Judge Carman, attired in his judicial robes, presided over the ceremony which included a mounted color guard, the Pledge of Allegiance led by the daughter of one of the prospective new citizens, and the national anthem sung acapella by National Park Service ranger Michael Breis.
Joining Carman in congratulating the new citizens as well as encouraging them to take an active role in their community and nation were Yellowstone National Park Superintendent Dan Wenk, Robert Looney, the Central Regional Director of the U.S. Citizenship and Immigration Services, and Assistant U.S. Attorney Lee Pico.
The 42 immigrants originate from 20 different countries: Belize, Brazil, Canada, China, Czech Republic, Ghana, Germany, Guatemala, Italy, Iraq, Jamaica, Malaysia, Mexico, Panama, Philippines, Slovakia, South Africa, St. Lucia, Thailand, and the United Kingdom. The 42 currently live in four states: Idaho, Montana, Utah and Wyoming.

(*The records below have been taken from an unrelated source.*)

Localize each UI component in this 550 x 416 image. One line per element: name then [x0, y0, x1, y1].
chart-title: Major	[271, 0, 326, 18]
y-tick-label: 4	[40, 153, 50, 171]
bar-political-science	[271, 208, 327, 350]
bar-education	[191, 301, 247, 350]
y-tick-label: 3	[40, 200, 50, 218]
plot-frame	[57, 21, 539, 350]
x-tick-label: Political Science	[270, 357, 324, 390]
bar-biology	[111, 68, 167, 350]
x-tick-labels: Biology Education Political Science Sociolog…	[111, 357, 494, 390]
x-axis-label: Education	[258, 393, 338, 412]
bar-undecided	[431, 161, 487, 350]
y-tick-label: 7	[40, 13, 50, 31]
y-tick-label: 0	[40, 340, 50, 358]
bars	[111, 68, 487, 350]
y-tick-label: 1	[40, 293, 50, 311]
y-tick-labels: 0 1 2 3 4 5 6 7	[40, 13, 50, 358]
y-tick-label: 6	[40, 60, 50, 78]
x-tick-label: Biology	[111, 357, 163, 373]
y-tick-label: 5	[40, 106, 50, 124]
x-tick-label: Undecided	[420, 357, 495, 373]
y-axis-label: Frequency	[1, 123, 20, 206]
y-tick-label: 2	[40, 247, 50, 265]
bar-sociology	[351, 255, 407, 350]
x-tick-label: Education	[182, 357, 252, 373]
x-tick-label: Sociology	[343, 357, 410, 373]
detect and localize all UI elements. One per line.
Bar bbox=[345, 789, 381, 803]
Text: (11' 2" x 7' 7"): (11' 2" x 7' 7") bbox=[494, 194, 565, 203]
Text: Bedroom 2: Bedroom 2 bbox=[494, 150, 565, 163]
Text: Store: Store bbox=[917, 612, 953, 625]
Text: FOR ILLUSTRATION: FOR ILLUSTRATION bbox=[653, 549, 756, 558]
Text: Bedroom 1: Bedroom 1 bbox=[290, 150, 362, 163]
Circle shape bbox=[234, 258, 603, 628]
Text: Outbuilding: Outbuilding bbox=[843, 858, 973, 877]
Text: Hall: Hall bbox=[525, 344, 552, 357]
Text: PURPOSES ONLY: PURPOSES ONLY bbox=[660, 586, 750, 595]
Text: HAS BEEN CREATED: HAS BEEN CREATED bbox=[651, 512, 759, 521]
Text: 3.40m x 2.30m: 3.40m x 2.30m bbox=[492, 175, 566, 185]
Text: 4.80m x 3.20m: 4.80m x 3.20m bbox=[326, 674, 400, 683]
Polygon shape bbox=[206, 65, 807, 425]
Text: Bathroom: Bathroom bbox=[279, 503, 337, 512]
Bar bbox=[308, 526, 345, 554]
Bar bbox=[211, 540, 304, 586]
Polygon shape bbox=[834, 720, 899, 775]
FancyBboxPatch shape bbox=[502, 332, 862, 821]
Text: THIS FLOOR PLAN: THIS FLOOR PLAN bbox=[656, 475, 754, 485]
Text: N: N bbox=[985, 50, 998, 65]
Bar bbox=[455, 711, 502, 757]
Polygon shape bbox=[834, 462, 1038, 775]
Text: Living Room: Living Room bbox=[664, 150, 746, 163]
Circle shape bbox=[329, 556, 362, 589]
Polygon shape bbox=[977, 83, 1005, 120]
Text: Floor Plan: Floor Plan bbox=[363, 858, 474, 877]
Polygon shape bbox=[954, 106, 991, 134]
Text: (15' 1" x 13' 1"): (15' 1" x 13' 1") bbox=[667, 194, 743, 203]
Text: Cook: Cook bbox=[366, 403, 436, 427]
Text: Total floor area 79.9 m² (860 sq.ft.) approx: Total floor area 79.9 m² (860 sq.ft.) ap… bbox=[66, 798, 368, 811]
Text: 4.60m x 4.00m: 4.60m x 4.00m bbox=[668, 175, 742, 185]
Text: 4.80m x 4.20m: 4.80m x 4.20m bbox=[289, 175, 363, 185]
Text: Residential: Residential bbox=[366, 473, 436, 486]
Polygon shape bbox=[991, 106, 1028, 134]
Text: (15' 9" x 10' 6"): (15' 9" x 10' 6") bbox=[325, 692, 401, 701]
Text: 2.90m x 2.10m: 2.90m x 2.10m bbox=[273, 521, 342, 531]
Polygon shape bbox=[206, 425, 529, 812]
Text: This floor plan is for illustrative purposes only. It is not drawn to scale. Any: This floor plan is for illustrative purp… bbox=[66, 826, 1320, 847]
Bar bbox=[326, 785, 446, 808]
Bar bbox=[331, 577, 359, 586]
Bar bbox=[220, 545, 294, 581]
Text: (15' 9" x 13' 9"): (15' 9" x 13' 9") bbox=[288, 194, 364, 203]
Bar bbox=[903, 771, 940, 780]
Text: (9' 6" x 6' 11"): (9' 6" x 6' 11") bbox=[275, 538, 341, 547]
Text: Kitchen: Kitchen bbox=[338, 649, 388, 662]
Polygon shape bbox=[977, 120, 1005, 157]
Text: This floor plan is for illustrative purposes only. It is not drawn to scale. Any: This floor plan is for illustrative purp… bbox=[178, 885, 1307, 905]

Naturalization is the process by which U.S. citizenship is conferred upon foreign citizens or nationals after fulfilling the requirements established by Congress. After naturalization, foreign-born citizens enjoy nearly all the same benefits, rights, and responsibilities that the Constitution gives to native-born U.S. citizens, including the right to vote. During fiscal year 2013, approximately 777,000 immigrants were naturalized nationwide.